General characteristics
- Class & type: Klickitat-class gasoline tanker
- Type: Type T1-MT-BT1 tanker
- Displacement: 1,980 long tons (2,012 t) (light); 5,970 long tons (6,066 t) (full load);
- Length: 325 ft 2 in (99.11 m)
- Beam: 48 ft 2 in (14.68 m)
- Draft: 19 ft (5.8 m)
- Installed power: 1 × Enterprise DNQ-38 Diesel engine; 800 shp (600 kW);
- Propulsion: 1 × Westinghouse main reduction gears; 1 × shaft;
- Speed: 10 kn (19 km/h; 12 mph)
- Capacity: 10,465 bbl (1,663.8 m^{3}) (Diesel); 871,332 US gal (3,298,350 L; 725,536 imp gal) (Gasoline);
- Complement: 80
- Armament: 1 × 3 in (76 mm)/50 caliber dual-purpose (DP) gun; 2 × 40 mm (1.57 in) Bofors anti-aircraft (AA) gun mounts; 3 × 20 mm (0.79 in) Oerlikon cannon AA gun mounts;

= USS Klickitat =

USS Klickitat (AOG-64), was the lead ship of the type T1 built for the US Navy during World War II. She was named after the Klickitat River, in Washington.

==Construction==
Klickitat was laid down on 16 December 1944, under a Maritime Commission (MARCOM) contract, MC hull 2624, by the St. Johns River Shipbuilding Company, Jacksonville, Florida; sponsored by Mrs. I. B. McDaniel; acquired by the US Navy and commissioned 14 July 1945.

==Service history==
Departing Jacksonville, 28 July, Klickitat arrived Hampton Roads, Virginia, 31 July. After shakedown in the Chesapeake Bay, the gasoline tanker proceeded on 23 August, for Rockland, Maine, arriving 26 August. She returned to Norfolk, 3 September, and departed 23 November, with her sister ship , for Houston, Texas.
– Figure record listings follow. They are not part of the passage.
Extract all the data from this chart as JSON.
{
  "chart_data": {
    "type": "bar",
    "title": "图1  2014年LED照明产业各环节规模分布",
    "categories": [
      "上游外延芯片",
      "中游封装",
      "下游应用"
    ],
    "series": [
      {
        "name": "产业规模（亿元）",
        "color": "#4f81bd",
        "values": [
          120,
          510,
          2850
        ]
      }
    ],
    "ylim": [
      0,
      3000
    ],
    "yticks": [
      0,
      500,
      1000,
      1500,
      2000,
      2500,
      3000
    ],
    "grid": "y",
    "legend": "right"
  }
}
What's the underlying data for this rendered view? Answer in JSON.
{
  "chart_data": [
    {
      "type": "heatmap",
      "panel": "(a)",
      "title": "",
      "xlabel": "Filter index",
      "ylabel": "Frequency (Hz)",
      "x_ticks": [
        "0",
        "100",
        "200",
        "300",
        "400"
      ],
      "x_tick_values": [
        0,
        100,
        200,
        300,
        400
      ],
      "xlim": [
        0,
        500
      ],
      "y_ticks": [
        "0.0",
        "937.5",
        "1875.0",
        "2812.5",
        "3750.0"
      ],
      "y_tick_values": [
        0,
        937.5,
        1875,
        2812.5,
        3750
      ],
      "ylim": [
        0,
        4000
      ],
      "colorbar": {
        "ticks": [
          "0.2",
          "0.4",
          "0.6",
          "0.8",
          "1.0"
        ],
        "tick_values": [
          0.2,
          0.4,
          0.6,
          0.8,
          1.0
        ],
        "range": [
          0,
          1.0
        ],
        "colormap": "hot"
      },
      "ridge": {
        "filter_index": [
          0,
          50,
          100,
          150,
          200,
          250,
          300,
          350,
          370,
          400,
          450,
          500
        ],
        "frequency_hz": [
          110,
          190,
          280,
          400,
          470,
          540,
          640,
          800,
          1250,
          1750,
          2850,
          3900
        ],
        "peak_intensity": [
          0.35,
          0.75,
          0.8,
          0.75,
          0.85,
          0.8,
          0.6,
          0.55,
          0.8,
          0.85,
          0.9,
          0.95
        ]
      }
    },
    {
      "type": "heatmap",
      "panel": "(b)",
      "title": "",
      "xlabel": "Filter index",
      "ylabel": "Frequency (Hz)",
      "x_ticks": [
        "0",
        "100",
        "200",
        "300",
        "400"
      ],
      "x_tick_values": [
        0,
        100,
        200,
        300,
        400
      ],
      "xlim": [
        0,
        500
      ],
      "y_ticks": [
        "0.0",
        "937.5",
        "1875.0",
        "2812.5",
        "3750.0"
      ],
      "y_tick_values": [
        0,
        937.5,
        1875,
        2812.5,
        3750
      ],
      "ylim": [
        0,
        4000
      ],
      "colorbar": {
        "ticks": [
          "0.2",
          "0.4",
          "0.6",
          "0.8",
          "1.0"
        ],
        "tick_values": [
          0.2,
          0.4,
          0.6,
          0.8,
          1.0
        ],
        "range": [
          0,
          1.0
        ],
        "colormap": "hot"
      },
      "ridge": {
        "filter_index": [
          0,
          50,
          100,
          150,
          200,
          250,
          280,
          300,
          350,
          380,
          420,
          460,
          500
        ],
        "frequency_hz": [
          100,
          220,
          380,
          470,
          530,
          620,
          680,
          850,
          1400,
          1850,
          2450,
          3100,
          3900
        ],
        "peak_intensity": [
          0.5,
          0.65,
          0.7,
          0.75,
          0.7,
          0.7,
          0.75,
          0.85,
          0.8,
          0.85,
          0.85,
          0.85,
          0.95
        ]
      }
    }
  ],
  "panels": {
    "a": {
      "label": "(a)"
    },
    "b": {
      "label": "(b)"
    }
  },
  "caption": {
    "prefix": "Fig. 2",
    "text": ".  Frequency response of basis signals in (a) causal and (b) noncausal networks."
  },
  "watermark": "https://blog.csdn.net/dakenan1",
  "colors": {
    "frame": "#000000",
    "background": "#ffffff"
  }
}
Arriving 2 December, she loaded a cargo of diesel oil, sailed 3 December, for the East Coast, and arrived Norfolk, 12 December. Remaining at Norfolk, Klickitat decommissioned 23 January 1946, and was returned to the Maritime Commission (MARCOM) 24 January. Her name was struck from the Navy List 7 February 1946.

Klickitat was laid up in the James River Reserve Fleet, Lee Hall, Virginia, on 24 January 1946. On 20 August 1948, she was sold for commercial use to Manuel Rodriguez Trading Corp., and renamed Captain. Wrecked in 1948, she was rebuilt and sold to the Argentine Navy at no cost and renamed Punta Loyola.